La teoría americana apunta a una broma que circulaba allá por 1874 en Nueva York, donde uno llegaba y te preguntaba si conocías a un tal Tom Collins, obviamente responderías que no y éste entonces te diría que el tipo está hablando por ahí de ti, contando cosas desagradables para que te cabrearas… aquello no era más que una broma pero tuvo bastante repercusión, al punto que un par de años más tarde Jerry Thomas decidió crear un coctel con el susodicho nombre.
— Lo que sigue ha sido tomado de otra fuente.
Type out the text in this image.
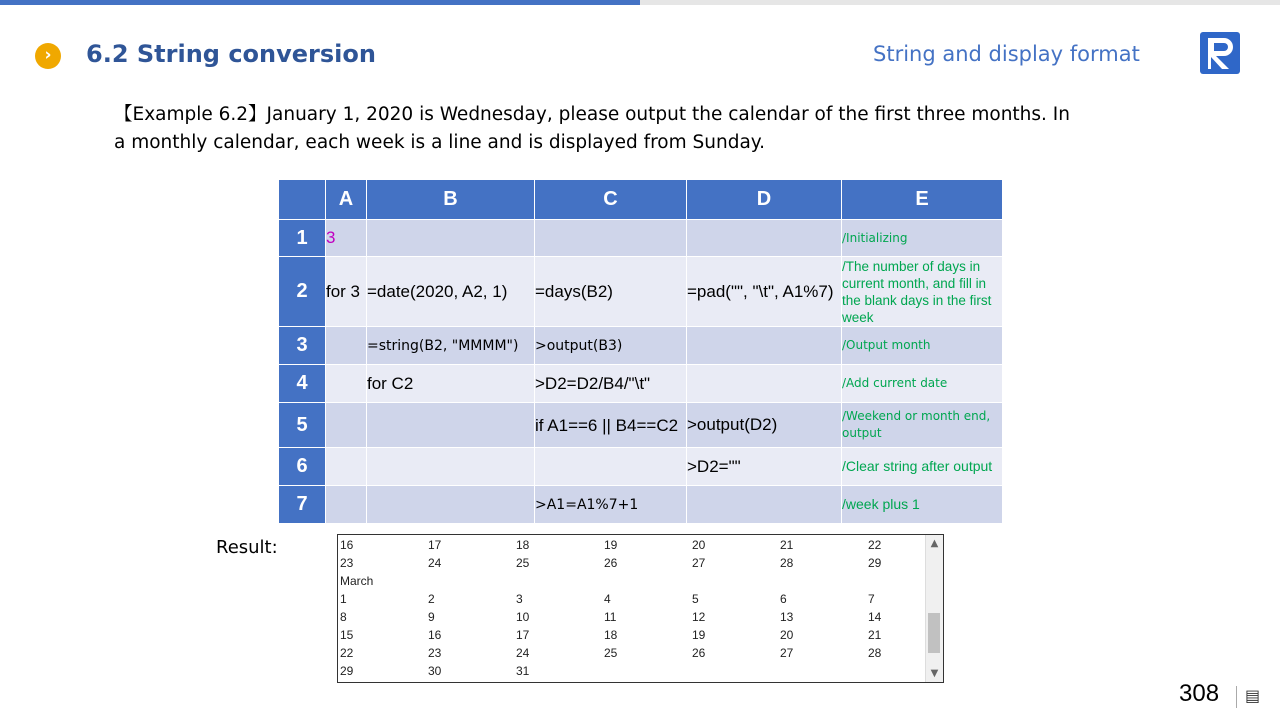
›	6.2 String conversion	String and display format
【Example 6.2】January 1, 2020 is Wednesday, please output the calendar of the first three months. In a monthly calendar, each week is a line and is displayed from Sunday.
	A	B	C	D	E
1	3				/Initializing
2	for 3	=date(2020, A2, 1)	=days(B2)	=pad("", "\t", A1%7)	/The number of days in current month, and fill in the blank days in the first week
3		=string(B2, "MMMM")	>output(B3)		/Output month
4		for C2	>D2=D2/B4/"\t"		/Add current date
5			if A1==6 || B4==C2	>output(D2)	/Weekend or month end, output
6				>D2=""	/Clear string after output
7			>A1=A1%7+1		/week plus 1
Result:	16	17	18	19	20	21	22
23	24	25	26	27	28	29
March
1	2	3	4	5	6	7
8	9	10	11	12	13	14
15	16	17	18	19	20	21
22	23	24	25	26	27	28
29	30	31
▲
▼
308 ▤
La teoría europea es bastante menos rocambolesca, y apunta a un maitre del hotel Limerick de Londres llamado John Collins, quien tenía una notoria reputación como conquistador.
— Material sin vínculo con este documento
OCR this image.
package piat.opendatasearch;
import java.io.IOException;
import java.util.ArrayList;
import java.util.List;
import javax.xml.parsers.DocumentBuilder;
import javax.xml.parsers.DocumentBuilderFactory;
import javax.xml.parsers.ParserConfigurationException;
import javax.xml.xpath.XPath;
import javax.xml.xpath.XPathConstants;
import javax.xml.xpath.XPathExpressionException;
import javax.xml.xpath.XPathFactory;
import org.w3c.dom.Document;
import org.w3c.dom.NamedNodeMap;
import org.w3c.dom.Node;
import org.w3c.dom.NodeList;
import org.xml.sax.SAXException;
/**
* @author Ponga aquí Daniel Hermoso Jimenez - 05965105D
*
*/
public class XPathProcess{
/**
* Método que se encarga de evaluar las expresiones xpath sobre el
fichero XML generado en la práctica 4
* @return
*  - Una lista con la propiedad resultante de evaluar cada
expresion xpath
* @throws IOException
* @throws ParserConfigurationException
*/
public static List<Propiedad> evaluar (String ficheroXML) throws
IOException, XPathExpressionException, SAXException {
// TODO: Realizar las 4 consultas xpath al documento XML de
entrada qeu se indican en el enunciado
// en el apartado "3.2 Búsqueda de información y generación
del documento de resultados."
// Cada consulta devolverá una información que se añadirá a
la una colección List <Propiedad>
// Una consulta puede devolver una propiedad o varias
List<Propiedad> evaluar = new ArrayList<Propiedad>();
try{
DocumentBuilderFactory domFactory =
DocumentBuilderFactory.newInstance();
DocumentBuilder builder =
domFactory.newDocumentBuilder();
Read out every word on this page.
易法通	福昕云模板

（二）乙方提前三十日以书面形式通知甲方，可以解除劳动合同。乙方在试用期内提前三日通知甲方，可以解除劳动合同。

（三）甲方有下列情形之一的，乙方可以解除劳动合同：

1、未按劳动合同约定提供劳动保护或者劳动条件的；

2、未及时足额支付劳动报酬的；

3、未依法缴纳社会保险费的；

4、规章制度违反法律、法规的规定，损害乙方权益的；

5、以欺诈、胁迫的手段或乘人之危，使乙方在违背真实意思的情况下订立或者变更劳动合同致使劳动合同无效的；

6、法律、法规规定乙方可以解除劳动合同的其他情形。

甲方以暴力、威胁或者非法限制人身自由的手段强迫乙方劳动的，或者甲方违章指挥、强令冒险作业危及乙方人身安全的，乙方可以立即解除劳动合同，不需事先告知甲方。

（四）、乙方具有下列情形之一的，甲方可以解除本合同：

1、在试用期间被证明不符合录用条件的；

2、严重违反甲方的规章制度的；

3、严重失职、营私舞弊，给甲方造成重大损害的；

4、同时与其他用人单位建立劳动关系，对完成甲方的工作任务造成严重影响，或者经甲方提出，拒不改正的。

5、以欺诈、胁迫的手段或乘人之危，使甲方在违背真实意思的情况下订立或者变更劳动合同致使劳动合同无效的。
Sea cual fuere su origen, para preparar un Tom Collins necesitas los siguientes ingredientes:

  • 50 ml de ginebra
  • 25 ml de zumo de limón recién exprimido
  • 15 ml de sirope de azúcar
  • Agua de soda

Para prepararlo no tienes más que llenar un vaso con hielo, verter la ginebra y el resto de ingredientes, finalmente completas con el agua de soda y le das el toque final decorando con una rodaja de limón y una ramita de menta fresca

Al degustar el Tom Collins notarás que este clásico coctel muestra una gama de experiencias gustativas, desde el dulce al agrio y del fuerte al delicado. Todos los aromas ocultos de la bebida espirituosa se abren para crear un coctel deliciosamente asequible, que cualquiera puede disfrutar.